Many studies document the capacity of wind and solar to replace fossil fuel electricity. The challenge of varying sunlight and wind speeds is met with a smart grid that can adjust energy demand to available supply and link diverse geographies. So when the wind is blowing on the Great Plains, it can supply juice while clouds block sunlight in Chicago. For times when none of that is sufficient, storage in many forms can be used, from batteries to pumped storage reservoirs. Even household water heaters. If all else fails, backup generators fueled with stored hydrogen can be brought into play.  Hydrogen can be electrolyzed from water through solar and wind energy that would otherwise go unused because generation exceeds the demands of the grid.

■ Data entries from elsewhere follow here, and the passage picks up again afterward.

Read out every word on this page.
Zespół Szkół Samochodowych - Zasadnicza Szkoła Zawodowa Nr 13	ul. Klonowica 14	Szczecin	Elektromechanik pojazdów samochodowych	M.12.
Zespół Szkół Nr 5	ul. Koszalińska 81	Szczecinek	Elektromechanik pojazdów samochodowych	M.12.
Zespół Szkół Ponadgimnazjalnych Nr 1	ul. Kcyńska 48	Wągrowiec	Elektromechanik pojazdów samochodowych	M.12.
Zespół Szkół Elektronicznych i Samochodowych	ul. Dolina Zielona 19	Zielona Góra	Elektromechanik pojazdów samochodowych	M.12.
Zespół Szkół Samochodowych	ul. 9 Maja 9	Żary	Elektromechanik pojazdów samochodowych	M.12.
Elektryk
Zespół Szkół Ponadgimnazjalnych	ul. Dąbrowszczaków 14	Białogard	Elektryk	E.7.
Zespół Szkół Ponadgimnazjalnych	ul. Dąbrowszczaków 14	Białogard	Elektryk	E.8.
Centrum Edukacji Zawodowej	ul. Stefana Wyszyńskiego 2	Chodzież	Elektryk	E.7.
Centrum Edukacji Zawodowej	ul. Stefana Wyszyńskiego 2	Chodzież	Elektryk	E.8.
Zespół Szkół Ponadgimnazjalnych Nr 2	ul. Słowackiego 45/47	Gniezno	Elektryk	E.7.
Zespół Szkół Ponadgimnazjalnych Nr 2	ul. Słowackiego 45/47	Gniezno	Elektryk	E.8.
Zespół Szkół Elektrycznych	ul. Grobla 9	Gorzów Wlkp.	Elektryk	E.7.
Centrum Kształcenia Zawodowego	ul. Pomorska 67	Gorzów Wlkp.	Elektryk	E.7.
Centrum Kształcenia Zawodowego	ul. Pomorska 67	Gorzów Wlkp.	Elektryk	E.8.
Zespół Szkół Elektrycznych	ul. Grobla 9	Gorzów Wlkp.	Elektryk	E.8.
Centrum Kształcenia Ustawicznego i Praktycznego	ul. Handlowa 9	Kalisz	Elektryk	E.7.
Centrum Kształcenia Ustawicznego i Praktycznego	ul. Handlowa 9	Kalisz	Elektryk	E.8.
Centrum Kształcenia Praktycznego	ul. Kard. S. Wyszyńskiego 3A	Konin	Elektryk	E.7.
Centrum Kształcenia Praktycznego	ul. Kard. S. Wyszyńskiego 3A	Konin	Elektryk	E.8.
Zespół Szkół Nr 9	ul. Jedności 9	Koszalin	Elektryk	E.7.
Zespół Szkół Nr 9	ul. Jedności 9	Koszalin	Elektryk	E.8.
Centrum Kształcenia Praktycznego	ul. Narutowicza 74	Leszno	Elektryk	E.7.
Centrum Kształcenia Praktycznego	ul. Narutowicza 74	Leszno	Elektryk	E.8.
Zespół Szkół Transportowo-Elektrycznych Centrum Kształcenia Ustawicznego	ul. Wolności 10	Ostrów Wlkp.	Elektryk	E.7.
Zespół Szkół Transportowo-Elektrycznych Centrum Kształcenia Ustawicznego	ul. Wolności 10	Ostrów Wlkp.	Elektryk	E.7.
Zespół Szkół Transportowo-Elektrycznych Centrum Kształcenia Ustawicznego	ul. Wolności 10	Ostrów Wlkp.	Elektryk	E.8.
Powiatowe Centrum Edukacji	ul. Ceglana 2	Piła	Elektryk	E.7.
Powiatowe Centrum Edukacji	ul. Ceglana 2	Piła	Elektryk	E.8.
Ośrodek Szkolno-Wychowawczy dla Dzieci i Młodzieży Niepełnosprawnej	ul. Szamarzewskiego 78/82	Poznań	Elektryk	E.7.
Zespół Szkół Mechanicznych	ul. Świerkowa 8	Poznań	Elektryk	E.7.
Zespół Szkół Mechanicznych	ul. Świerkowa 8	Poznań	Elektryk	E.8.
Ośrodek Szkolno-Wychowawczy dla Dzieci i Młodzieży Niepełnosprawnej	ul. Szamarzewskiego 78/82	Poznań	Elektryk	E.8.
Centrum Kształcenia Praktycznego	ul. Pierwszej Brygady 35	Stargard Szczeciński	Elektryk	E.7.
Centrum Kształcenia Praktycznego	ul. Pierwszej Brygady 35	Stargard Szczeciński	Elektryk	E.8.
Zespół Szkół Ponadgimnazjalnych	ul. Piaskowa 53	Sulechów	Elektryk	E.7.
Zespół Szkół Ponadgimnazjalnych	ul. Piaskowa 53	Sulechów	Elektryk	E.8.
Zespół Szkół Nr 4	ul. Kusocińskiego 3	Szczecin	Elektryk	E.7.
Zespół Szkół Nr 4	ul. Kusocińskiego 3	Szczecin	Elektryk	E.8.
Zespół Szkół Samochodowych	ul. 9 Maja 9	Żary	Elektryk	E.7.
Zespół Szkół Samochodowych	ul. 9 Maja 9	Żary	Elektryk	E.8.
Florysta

Mark Jacobson of Stanford has done many studies documenting the capacity of wind, water and solar to meet all energy needs. A NOAA study showed carbon pollution from electricity could be cut up to 80% from 1990 levels by 2030, largely with wind and solar, needing no new nuclear and energy storage, while actually cutting electricity costs. That would require building a continental grid with efficient high-voltage DC lines to link diverse geographies. A study done by Makhijani for the Institute for Environmental and Energy Research, of which he is president, lays out a path to zero carbon electricity in Maryland.

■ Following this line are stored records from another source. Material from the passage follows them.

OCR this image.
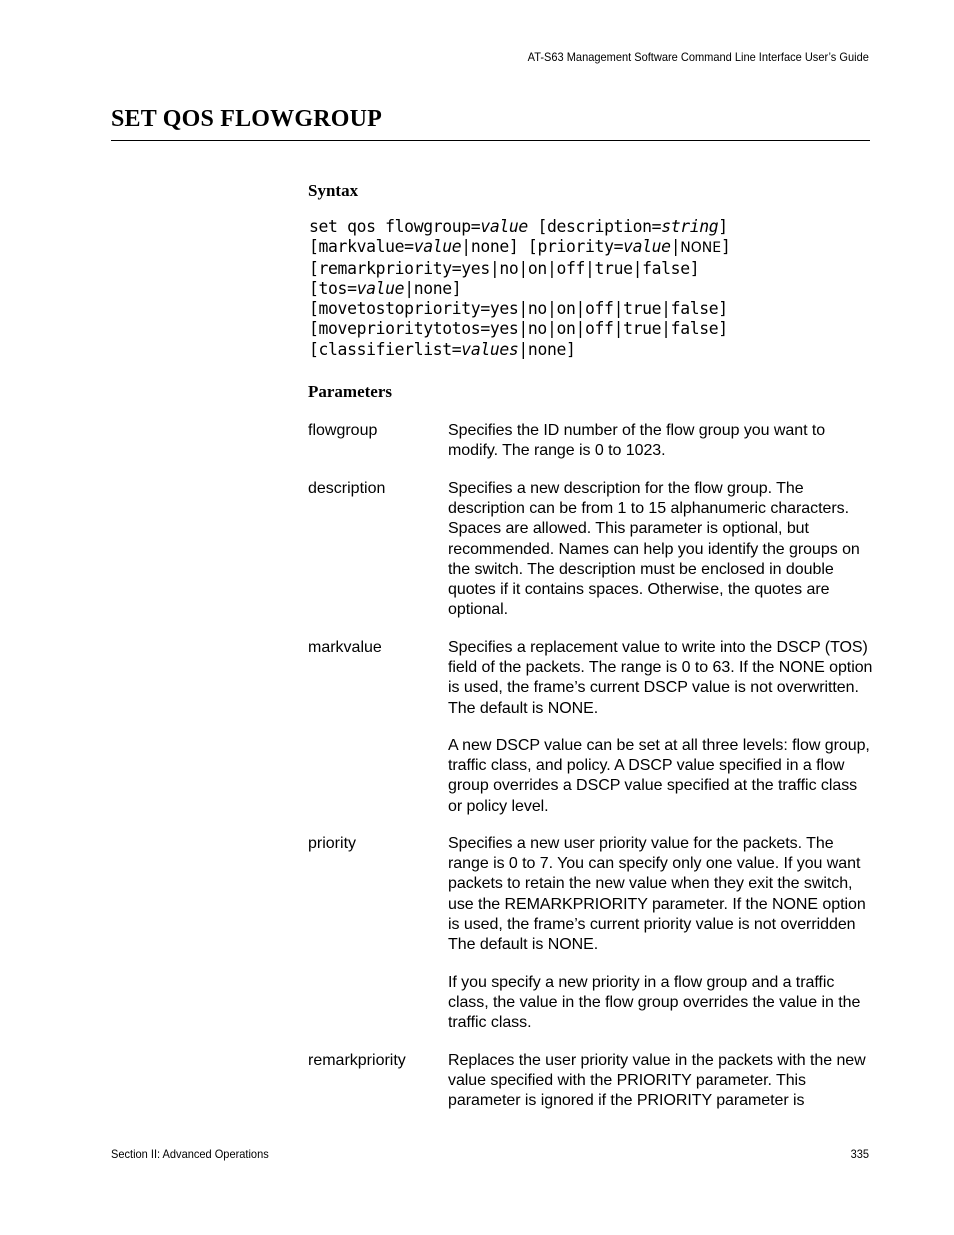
AT-S63 Management Software Command Line Interface User’s Guide
SET QOS FLOWGROUP
Syntax
set qos flowgroup=value [description=string]
[markvalue=value|none] [priority=value|NONE]
[remarkpriority=yes|no|on|off|true|false]
[tos=value|none]
[movetostopriority=yes|no|on|off|true|false]
[moveprioritytotos=yes|no|on|off|true|false]
[classifierlist=values|none]
Parameters
flowgroup	Specifies the ID number of the flow group you want to modify. The range is 0 to 1023.

description	Specifies a new description for the flow group. The description can be from 1 to 15 alphanumeric characters. Spaces are allowed. This parameter is optional, but recommended. Names can help you identify the groups on the switch. The description must be enclosed in double quotes if it contains spaces. Otherwise, the quotes are optional.

markvalue	Specifies a replacement value to write into the DSCP (TOS) field of the packets. The range is 0 to 63. If the NONE option is used, the frame’s current DSCP value is not overwritten. The default is NONE.

A new DSCP value can be set at all three levels: flow group, traffic class, and policy. A DSCP value specified in a flow group overrides a DSCP value specified at the traffic class or policy level.

priority	Specifies a new user priority value for the packets. The range is 0 to 7. You can specify only one value. If you want packets to retain the new value when they exit the switch, use the REMARKPRIORITY parameter. If the NONE option is used, the frame’s current priority value is not overridden The default is NONE.

If you specify a new priority in a flow group and a traffic class, the value in the flow group overrides the value in the traffic class.

remarkpriority	Replaces the user priority value in the packets with the new value specified with the PRIORITY parameter. This parameter is ignored if the PRIORITY parameter is

Section II: Advanced Operations	335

Despite towering obstacles facing SMRs, from economic chicken-and-egg problems of ramping up production, to unsolved waste and proliferation issues, to remaining safety questions, the nuclear faithful at Energy Northwest soldier on. Yes, they now have operated a nuclear plant successfully since the 1980s, though questions have been raised about earthquake hazards in light of emerging seismic knowledge. Washington state has enacted a goal of 100% clean electricity by 2045, and nuclear advocates see it filling a role.  In any event, new nuclear power from SMRs will be incapable of supplying a significant portion of low-carbon energy until well into the 2030s, even if economic and other issues are resolved.

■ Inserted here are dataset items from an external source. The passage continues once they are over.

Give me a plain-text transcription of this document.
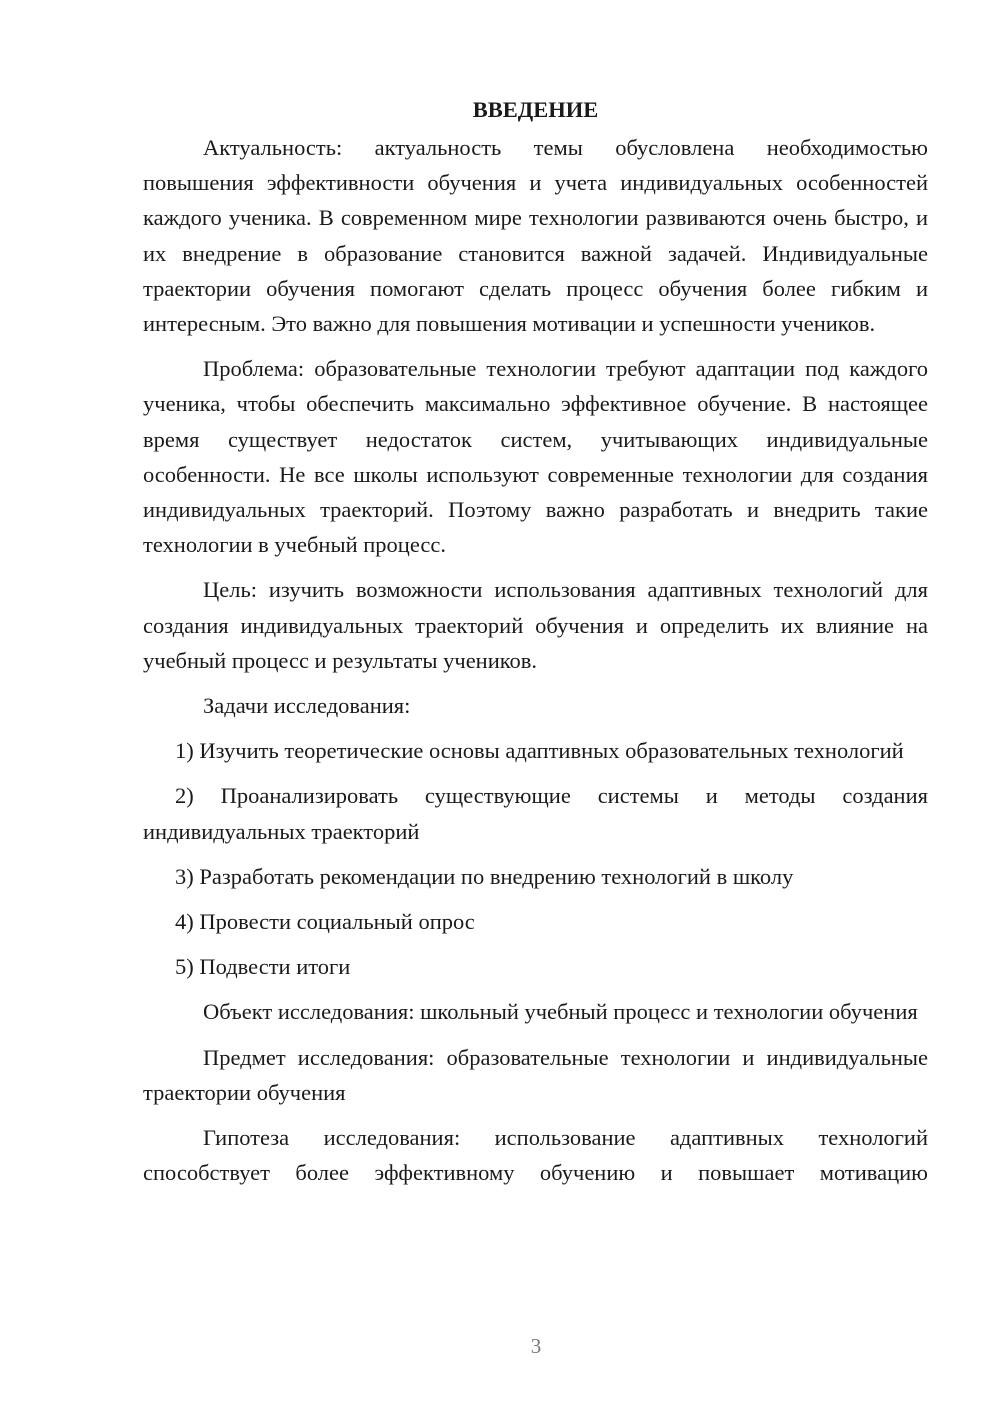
ВВЕДЕНИЕ

Актуальность: актуальность темы обусловлена необходимостью повышения эффективности обучения и учета индивидуальных особенностей каждого ученика. В современном мире технологии развиваются очень быстро, и их внедрение в образование становится важной задачей. Индивидуальные траектории обучения помогают сделать процесс обучения более гибким и интересным. Это важно для повышения мотивации и успешности учеников.

Проблема: образовательные технологии требуют адаптации под каждого ученика, чтобы обеспечить максимально эффективное обучение. В настоящее время существует недостаток систем, учитывающих индивидуальные особенности. Не все школы используют современные технологии для создания индивидуальных траекторий. Поэтому важно разработать и внедрить такие технологии в учебный процесс.

Цель: изучить возможности использования адаптивных технологий для создания индивидуальных траекторий обучения и определить их влияние на учебный процесс и результаты учеников.

Задачи исследования:

1) Изучить теоретические основы адаптивных образовательных технологий

2) Проанализировать существующие системы и методы создания индивидуальных траекторий

3) Разработать рекомендации по внедрению технологий в школу

4) Провести социальный опрос

5) Подвести итоги

Объект исследования: школьный учебный процесс и технологии обучения

Предмет исследования: образовательные технологии и индивидуальные траектории обучения

Гипотеза исследования: использование адаптивных технологий способствует более эффективному обучению и повышает мотивацию

3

All that time, any new nuclear reactors will be facing continuing cost declines in wind, solar and storage, as well as increasing deployment of smart grid technologies and advanced long-distance power transmission. If the Washington state partnership’s SMR installation actually is built and operated, with the 2027-8 timeline likely to be stretched out and the projected $2.4 billion cost figure likely to be exceeded, it could well be a costly white elephant, a relic of faith in a technology whose time has passed. The critical need for deep carbon pollution reductions this decade calls on us to focus on the low-carbon technologies we have now. And those are wind and solar. SMRs will be a dollar short and a day too late. They cannot meet critical climate deadlines, not by 2030 or 2035, and likely never.